This Memorial Day, the day set aside to honor those who died in America's many wars, we find ourselves still debating the last war we fought, arguing over what the nation consented to in 2003 and what its leaders delivered. Just imagine if George W. Bush had come before the American people then and said, "I want to invade Iraq, and here's what's going to happen. The war will last over eight years, during which time just short of 4,500 American servicemembers will die. It'll cost us a couple of trillion dollars, and the justifications I'm offering for the war will all turn out to be false. It will result in a huge wave of anti-Americanism, and it will greatly increase Iran's influence in the Middle East. After my successor finally gets us out, Iraq's government will be so fragile and riven by corruption and sectarianism that it won't be able to stop a terrorist group from taking over large portions of the country. So what do you say?"
We know what Americans would have said then, because it's what they say now: That sounds like a terrible idea, one of the worst any American president has ever had. And as we try to figure out what to do next, where should those 4,500 lives weigh in our thinking?
There are some who find in their sacrifice reason to go right back to Iraq, to make sure that what they gained there is not lost, or once lost might be regained. John McCain, for instance, who has barely ever met a foreign nation he didn't want to invade, says that he wants to send thousands of troops into Iraq to fight ISIS. The people running to lead his party aren't so sure; as The New York Times detailed on Sunday, the Republican presidential candidates talk tough and quote from action movies when the topic of ISIS comes up, but when it comes time to say what exactly they think we should do, they suddenly grow vague and noncommittal.
That's probably because they're smart enough to realize that advocating a reinvasion of Iraq would be poison at the ballot box, or maybe they actually learned what ought to be the primary lessons of our disastrous experience there: that there are some problems the United States military, for all its strength and skill, cannot solve; and that a large American military action in the Middle East will always have enormous unintended consequences.
But those candidates are still Republicans, which means they're committed to the idea that what matters in foreign policy is "strength," and strength means the willingness, even the eagerness, to send other people's children to fight and die in foreign lands. They look at Barack Obama's obvious reluctance to start new wars and restart old ones, and they see nothing but weakness. But how can you show strength against ISIS without going back to Iraq, which the public doesn't want?

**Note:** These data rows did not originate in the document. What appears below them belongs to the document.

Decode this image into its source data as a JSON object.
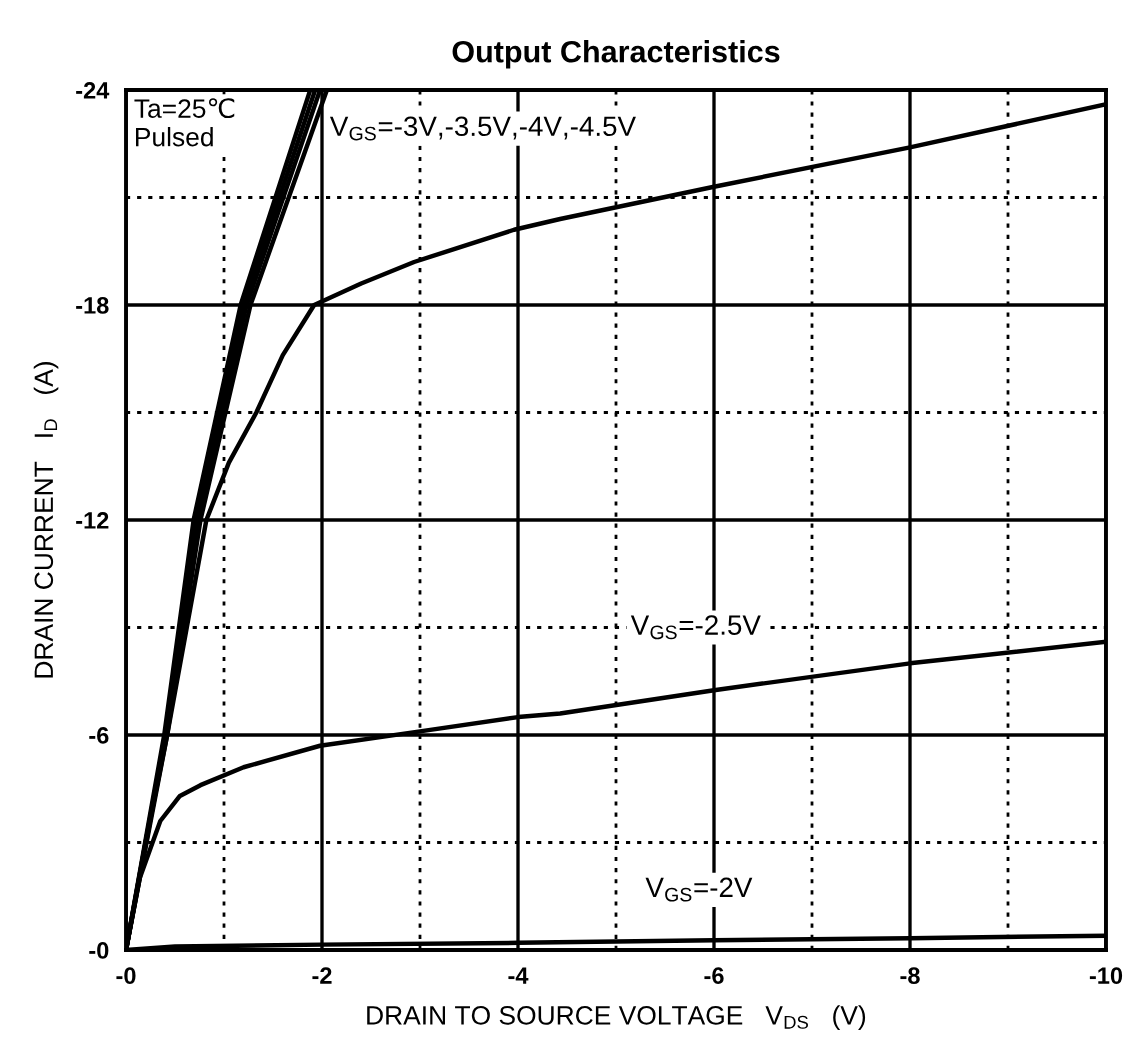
{
  "chart_data": {
    "type": "line",
    "title": "Output Characteristics",
    "xlabel": "DRAIN TO SOURCE VOLTAGE   V$_{DS}$   (V)",
    "ylabel": "DRAIN CURRENT   I$_{D}$   (A)",
    "xlim": [
      0,
      -10
    ],
    "ylim": [
      0,
      -24
    ],
    "xticks": [
      {
        "value": 0,
        "label": "-0"
      },
      {
        "value": -1,
        "label": null
      },
      -2,
      {
        "value": -3,
        "label": null
      },
      -4,
      {
        "value": -5,
        "label": null
      },
      -6,
      {
        "value": -7,
        "label": null
      },
      -8,
      {
        "value": -9,
        "label": null
      },
      -10
    ],
    "yticks": [
      {
        "value": 0,
        "label": "-0"
      },
      {
        "value": -3,
        "label": null
      },
      -6,
      {
        "value": -9,
        "label": null
      },
      -12,
      {
        "value": -15,
        "label": null
      },
      -18,
      {
        "value": -21,
        "label": null
      },
      -24
    ],
    "grid": true,
    "marker": "none",
    "line_style": "solid",
    "series": [
      {
        "color": "#000000",
        "x": [
          0,
          -0.39,
          -0.69,
          -1.17,
          -1.88
        ],
        "values": [
          0,
          -6,
          -12,
          -18,
          -24
        ]
      },
      {
        "color": "#000000",
        "x": [
          0,
          -0.4,
          -0.71,
          -1.2,
          -1.93
        ],
        "values": [
          0,
          -6,
          -12,
          -18,
          -24
        ]
      },
      {
        "color": "#000000",
        "x": [
          0,
          -0.41,
          -0.73,
          -1.23,
          -1.98
        ],
        "values": [
          0,
          -6,
          -12,
          -18,
          -24
        ]
      },
      {
        "color": "#000000",
        "x": [
          0,
          -0.42,
          -0.76,
          -1.27,
          -2.05
        ],
        "values": [
          0,
          -6,
          -12,
          -18,
          -24
        ]
      },
      {
        "color": "#000000",
        "x": [
          0,
          -0.2,
          -0.42,
          -0.62,
          -0.82,
          -1.05,
          -1.33,
          -1.6,
          -1.92,
          -2.4,
          -2.94,
          -3.96,
          -4.43,
          -6,
          -8,
          -10
        ],
        "values": [
          0,
          -3,
          -6,
          -9,
          -12,
          -13.6,
          -15,
          -16.6,
          -18,
          -18.6,
          -19.2,
          -20.1,
          -20.4,
          -21.3,
          -22.4,
          -23.6
        ]
      },
      {
        "color": "#000000",
        "x": [
          0,
          -0.14,
          -0.35,
          -0.55,
          -0.76,
          -1.2,
          -1.98,
          -3.0,
          -4.0,
          -4.43,
          -6,
          -8,
          -10
        ],
        "values": [
          0,
          -2,
          -3.6,
          -4.3,
          -4.6,
          -5.1,
          -5.7,
          -6.1,
          -6.5,
          -6.6,
          -7.25,
          -8.0,
          -8.6
        ]
      },
      {
        "color": "#000000",
        "x": [
          0,
          -0.5,
          -2,
          -4,
          -6,
          -8,
          -10
        ],
        "values": [
          0,
          -0.1,
          -0.15,
          -0.2,
          -0.27,
          -0.33,
          -0.4
        ]
      }
    ],
    "annotations": [
      "Ta=25℃\nPulsed",
      "V$_{GS}$=-3V,-3.5V,-4V,-4.5V",
      "V$_{GS}$=-2.5V",
      "V$_{GS}$=-2V"
    ]
  }
}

There may be no good answer, and there may be no good way to redeem the American lives that were lost there. I don't know if those thousands of families whose loved ones died in Iraq would feel better if they thought the war was worthwhile and successful, if that would reduce their terrible pain. Perhaps it might. The problem is that we have little reason to believe that returning to Iraq in force would produce a result much different than the last time. We might drive ISIS out only to be left with a situation just as likely to produce further instability. And then what?

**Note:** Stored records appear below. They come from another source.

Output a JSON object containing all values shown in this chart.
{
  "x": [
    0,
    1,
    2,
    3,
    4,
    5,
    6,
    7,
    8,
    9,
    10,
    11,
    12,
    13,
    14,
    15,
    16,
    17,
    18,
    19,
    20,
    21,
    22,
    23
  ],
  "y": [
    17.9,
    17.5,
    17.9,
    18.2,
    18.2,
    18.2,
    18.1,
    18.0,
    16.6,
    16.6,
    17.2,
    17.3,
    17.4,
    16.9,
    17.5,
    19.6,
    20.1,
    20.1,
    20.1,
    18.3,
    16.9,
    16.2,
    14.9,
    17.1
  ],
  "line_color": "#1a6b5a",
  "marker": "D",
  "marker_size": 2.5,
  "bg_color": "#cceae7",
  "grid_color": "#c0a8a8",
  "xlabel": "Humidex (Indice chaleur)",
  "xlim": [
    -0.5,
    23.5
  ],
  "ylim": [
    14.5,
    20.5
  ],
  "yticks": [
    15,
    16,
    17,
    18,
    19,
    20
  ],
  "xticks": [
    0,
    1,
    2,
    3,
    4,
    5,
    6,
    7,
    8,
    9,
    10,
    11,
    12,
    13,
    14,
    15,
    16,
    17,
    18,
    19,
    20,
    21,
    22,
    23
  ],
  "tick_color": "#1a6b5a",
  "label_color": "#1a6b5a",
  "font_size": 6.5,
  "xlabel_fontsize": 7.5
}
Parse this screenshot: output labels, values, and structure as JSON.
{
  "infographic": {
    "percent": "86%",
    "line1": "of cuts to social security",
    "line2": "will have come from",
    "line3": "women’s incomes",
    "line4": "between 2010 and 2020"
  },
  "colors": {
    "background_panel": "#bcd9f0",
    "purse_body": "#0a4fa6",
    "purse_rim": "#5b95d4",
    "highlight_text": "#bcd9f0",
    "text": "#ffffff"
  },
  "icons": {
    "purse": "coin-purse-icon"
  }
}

No one seems to know. But if there's one thing we do know, it's that America will fight more wars, whether in Iraq or someplace else. Politicians like to flatter the American people by saying that we're a peace-loving country, that when we fight it's only because we have no choice, when our own safety and that of the entire world demands it. We're not the first country to tell itself this tale-men and women dying by the thousands for the cause of their leaders' stupidity and hubris is a story as old as civilization-but it could hardly be less true. In reality, we can't go more than a few years without taking military action against somebody somewhere; what has distinguished Democratic from Republican presidents in the last few decades (with the exception of genuinely peace-loving Jimmy Carter) is only the more limited nature of the engagements the former launch.
One day, we may build a memorial to the 6,840 Americans who died in Iraq and Afghanistan; for now, if you want to see their pictures and learn their names you can go here. And what will it say? It won't say that they came "to restore freedom and end tyranny," as an inscription at the World War II memorial reads. It may be a quiet and powerful testimony to the lives that were lost, like the Vietnam memorial-each an individual, each a tragedy. Perhaps that's all we'll be able to agree on: that these men and women were sent there, and they fought, and they died. One way or another, more will surely come after them.